The tumor-associated antibodies we identified in breast sera have been described in other malignancies [40-43]. Given that several tumor-associated proteins we found in breast cancer are known to be expressed by other cancers, breast cancer specificity will have to be individually evaluated. Even assuming that no single putative marker is identified as being 100% specific for breast cancer, combined measurements of multiple markers may enhance the specificity.
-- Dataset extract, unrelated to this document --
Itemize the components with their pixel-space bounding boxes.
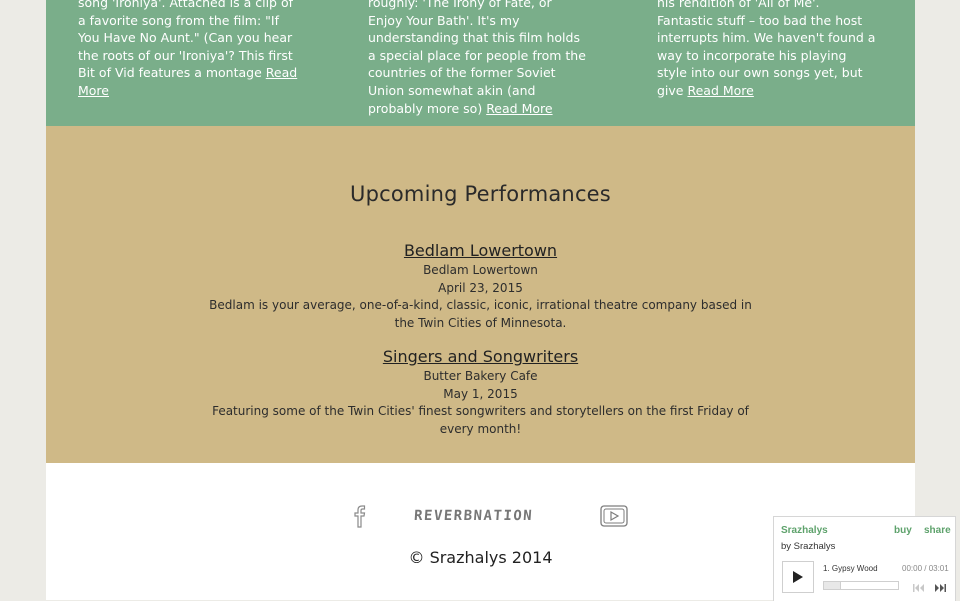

Testing a full panel of antibodies for breast cancer specificity will be an important part of assay validation and will eventually define clinical applicability.

Our data support the rationale for the development of an autoantibody panel for early detection and diagnosis of disease, and makes the identification of multiple proteins and their corresponding antibodies both logical and timely. In summary, the techniques used here to identify immunogenic proteins and their corresponding antibodies in peripheral blood might generate a panel or a profile of diverse markers that have significant diagnostic, therapeutic and scientific promise.

Abbreviations

ELISA = enzyme-linked immunosorbent assay; BSA = bovine serum albumin; ORF = open reading frame; PBS = phosphate-buffered saline; PCR = polymerase chain reaction;

Conclusion

In the present study we identified three breast tumor-associated proteins – ASB-9, SERAC 1 and RELT – from a breast cancer cDNA T7 phage library screening with antibodies in breast cancer sera. Through testing with 87 breast cancer patient serum samples and 87 control serum samples, the combined measurement of these three markers showed high sensitivity and high specificity for breast cancer detection. Our data indicate that antibody profiling is a promising approach that could achieve high diagnostic accuracy for breast cancer.

Competing interests

The authors declare that they have no competing interests.

Authors' contributions

LZ was involved in the experimental design, data interpretation and manuscript revision. KG carried out most of the experiments, data analysis and manuscript preparation. J-cZ made contributions to sample collection and manuscript revision. L-hZ was involved in data collection and manuscript preparation. W-kS made contributions to data analysis and statistical modeling. J-fW and X-gZ were involved in phage plaque assay and data acquisition. XG and WH were involved in sample collection and data analysis. YY and KHK were involved in data analysis and manuscript revision.